Vaya un aviso por delante. En esta montaña rusa de estados de ánimo por el que llevamos pasando estas semanas, hoy me he levantado ingenuo. Sí, casi inocente, como si tuviera necesidad de creer que en medio de la resaca que se avecina sabremos resolver algunas de las cuestiones más enquistadas que nos han llevado tanto tiempo y energía antes de que el coronavirus entrara literalmente en nuestras vidas.

Atribuyen a Albert Einstein tantas sentencias que resulta imposible saber en qué términos exactos las formuló, pero sí es cierto que dio muchas pistas sobre el método para solucionar los problemas. La más conocida quizás sea esa que viene a decir que si buscas resultados distintos no hagas siempre lo mismo. Si añadimos que el genial físico recomendaba dedicar mucho más tiempo a estudiar el problema que a su resolución o que, finalmente, se solucionaría formulándolo de manera distinta a cuando se creó, ya tenemos una buena base para las tareas pendientes.

Aprovechemos este obligado interludio para reflexionar sobre, digamos, el conflicto territorial que cíclicamente sacude al Estado español, o la corrupción, o o las desigualdades de un sistema que perdona al poderoso y persigue con saña al débil y así una larga lista de cuestiones pendientes que, aparcadas por la urgencia sanitaria, no desaparecen.

Algo concreto.
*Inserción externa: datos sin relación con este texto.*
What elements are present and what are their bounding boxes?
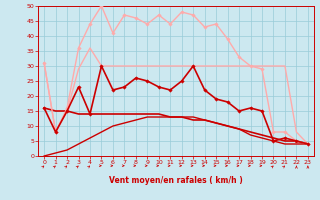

Tomemos la cuestión nacional irresuelta en Catalunya, en Euskadi y en España; repensemos si están bien formulados los principios que cada parte da por hecho: que somos naciones con derecho absoluto a ser independientes, por un lado, y que España es indivisible en su actual concepción y puede ejercer la fuerza necesaria para evitar una ruptura. Bajemos aún más al detalle: preguntémonos qué salió mal en el otoño de 2017 cuando ni el independentismo catalán logró plenamente su objetivo ni España (entiéndase el Estado, no los españoles) resolvió un problema de profunda raíz política con su represión, intervención, persecución ideológica y encarcelamiento de líderes cuyo delito fue ser consecuentes a los mandatos populares.

Esa “nueva realidad” no resolverá viejos problemas salvo que venga acompañada de novedosas formas de abordarlos

En Euskadi llevamos cuatro décadas para cumplir un Estatuto ampliamente respaldado por la ciudadanía vasca y permanentemente saboteado (LOAPA, recursos al Tribunal Constitucional, negativa a traspaso competencial, etc.). Se ha instalado un “se negocia cuando se puede” (cuando se precisan de mayorías en el Congreso) cuyos efectos prácticos no niego pero que auguran nuevos problemas cada vez que en la Moncloa se instale un centralista (un poco más de lo normal, quiero decir).

Y en España, mientras, el “mando único” es jaleado de manera general, como si este periodo de estado de alarma hubiera devuelto a su ser la España que nunca debió de ceder a las aspiraciones nacionales de gran parte de catalanes y vascos. Y ahí se encuentran cómodos todos: desde la izquierda en sus múltiples variantes hasta la derecha golpista.

Si no somos capaces de innovar de manera disruptiva, de romper los moldes en los que venimos manejándonos de forma mecánica, de pensar qué podemos hacer desde nuestra posición para comprender al de enfrente, de tratarlo como cómplice en la solución y no como enemigo a batir, sospecho que estaremos desaprovechando una buena ocasión. Esa “nueva realidad” no resolverá viejos problemas salvo que venga acompañada de novedosas formas de abordarlos.

Y cuando escribo estas líneas compruebo que hay otros asuntos que siendo un problema evidente no requerirán más que un ligero empujón y no deberíamos perder tiempo en ello: la monarquía española podrida de corrupción sigue dando noticias evidentes de decadencia. Dejemos que se cueza en su salsa suiza y vayamos pensando en lo importante.